In March 1984 – after we had no person to person contact with anyone in Poland for more than two years – I traveled to Warsaw.  Before I left, I learned that Amnesty International had designated  Zbigniew Romaszewski a prisoner of conscience. Arriving in Poland, I hoped to see Zosia Romaszewska, who had recently been released from prison.  Her husband was still in prison.  I could not say for sure that I would see her because it was not possible to make advance appointments.  All I could do was to turn up at people’s apartments and hope that I would find them there. 

During my visit to Warsaw I met many persons who had been imprisoned, and also family members of those still imprisoned, who had been entirely cut off from such contacts.  This included Zosia who I was able to spend several hours with. I was able to publish a number of articles in the US on the vitality of the Solidarity movement.  

During a visit to Warsaw in 1985, my colleague Ken Roth spent time with both Zbigniew, who by then had been released from prison, and Zosia.  They graciously spent many hours with him.  In this difficult period, when the country was still recovering after the imposition of martial law, Zbigniew and Zosia were the key source of information on the struggling dissident movement which remained very much alive despite the Soviet-backed General  Wojciech Jaruzelski’s efforts to crush it. 
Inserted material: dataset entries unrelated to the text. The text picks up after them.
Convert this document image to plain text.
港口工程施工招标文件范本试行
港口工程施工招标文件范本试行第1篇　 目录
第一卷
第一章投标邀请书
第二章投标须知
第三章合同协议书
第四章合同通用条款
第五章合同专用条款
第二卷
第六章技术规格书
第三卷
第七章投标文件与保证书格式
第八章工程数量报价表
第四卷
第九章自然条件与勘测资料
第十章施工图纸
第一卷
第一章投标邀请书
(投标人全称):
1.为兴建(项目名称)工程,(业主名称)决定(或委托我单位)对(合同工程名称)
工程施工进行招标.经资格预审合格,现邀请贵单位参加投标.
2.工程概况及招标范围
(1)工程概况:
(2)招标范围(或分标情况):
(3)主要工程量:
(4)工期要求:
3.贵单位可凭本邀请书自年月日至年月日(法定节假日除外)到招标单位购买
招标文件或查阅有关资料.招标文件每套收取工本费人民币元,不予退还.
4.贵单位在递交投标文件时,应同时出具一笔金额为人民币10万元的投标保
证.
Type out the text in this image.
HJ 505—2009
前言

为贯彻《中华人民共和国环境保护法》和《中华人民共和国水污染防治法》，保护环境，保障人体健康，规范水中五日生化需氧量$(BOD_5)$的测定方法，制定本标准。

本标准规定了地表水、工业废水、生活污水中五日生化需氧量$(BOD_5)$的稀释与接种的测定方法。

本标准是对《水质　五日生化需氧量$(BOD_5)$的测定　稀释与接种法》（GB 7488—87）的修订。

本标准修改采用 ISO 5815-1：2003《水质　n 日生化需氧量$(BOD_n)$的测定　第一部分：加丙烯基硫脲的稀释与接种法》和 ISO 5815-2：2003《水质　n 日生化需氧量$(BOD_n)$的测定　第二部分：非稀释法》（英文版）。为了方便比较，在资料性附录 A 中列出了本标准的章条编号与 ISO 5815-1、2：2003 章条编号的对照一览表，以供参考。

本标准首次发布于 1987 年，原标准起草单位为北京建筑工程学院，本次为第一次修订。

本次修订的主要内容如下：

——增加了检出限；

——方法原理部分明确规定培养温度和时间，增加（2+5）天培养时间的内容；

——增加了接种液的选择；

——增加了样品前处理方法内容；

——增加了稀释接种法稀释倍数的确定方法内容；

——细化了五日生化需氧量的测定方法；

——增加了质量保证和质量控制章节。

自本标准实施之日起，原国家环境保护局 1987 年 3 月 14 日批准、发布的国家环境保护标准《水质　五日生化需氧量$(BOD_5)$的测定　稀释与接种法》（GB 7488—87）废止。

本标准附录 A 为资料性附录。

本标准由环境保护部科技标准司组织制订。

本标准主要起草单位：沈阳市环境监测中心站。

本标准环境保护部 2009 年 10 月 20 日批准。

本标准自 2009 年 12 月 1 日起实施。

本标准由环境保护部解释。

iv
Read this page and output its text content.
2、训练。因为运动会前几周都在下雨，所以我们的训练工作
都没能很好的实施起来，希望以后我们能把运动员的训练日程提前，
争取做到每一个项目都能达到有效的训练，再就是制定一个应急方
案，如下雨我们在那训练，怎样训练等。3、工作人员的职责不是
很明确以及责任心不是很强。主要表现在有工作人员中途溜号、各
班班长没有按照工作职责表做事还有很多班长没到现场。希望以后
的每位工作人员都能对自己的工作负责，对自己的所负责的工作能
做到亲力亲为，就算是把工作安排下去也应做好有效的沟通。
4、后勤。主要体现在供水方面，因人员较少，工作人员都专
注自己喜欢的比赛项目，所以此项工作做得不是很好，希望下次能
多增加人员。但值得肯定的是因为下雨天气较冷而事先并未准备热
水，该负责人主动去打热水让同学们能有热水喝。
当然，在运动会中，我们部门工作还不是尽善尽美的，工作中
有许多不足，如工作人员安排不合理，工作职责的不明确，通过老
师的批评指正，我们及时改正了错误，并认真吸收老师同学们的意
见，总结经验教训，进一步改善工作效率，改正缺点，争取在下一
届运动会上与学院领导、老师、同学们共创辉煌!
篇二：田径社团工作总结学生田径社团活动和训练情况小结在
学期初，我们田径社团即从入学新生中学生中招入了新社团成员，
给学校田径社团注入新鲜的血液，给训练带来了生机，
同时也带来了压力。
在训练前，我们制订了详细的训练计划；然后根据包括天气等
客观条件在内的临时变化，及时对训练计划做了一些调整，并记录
Later on, I got to know Zbigniew Romaszewski and, a couple of times, brought him to conferences in other parts of the world to speak about how a human rights movement could cope with a repressive regime. He became a Senator in Poland and Chairman of the Polish Senate Human Rights and Rule of Law Committee. The organization he founded, now the Helsinki Foundation for Human Rights in Poland, is going very strong. The last time I visited Warsaw – about a year-and-a-half ago - its legal staff included 23 lawyers.  It is in the forefront of human rights advocacy in Europe.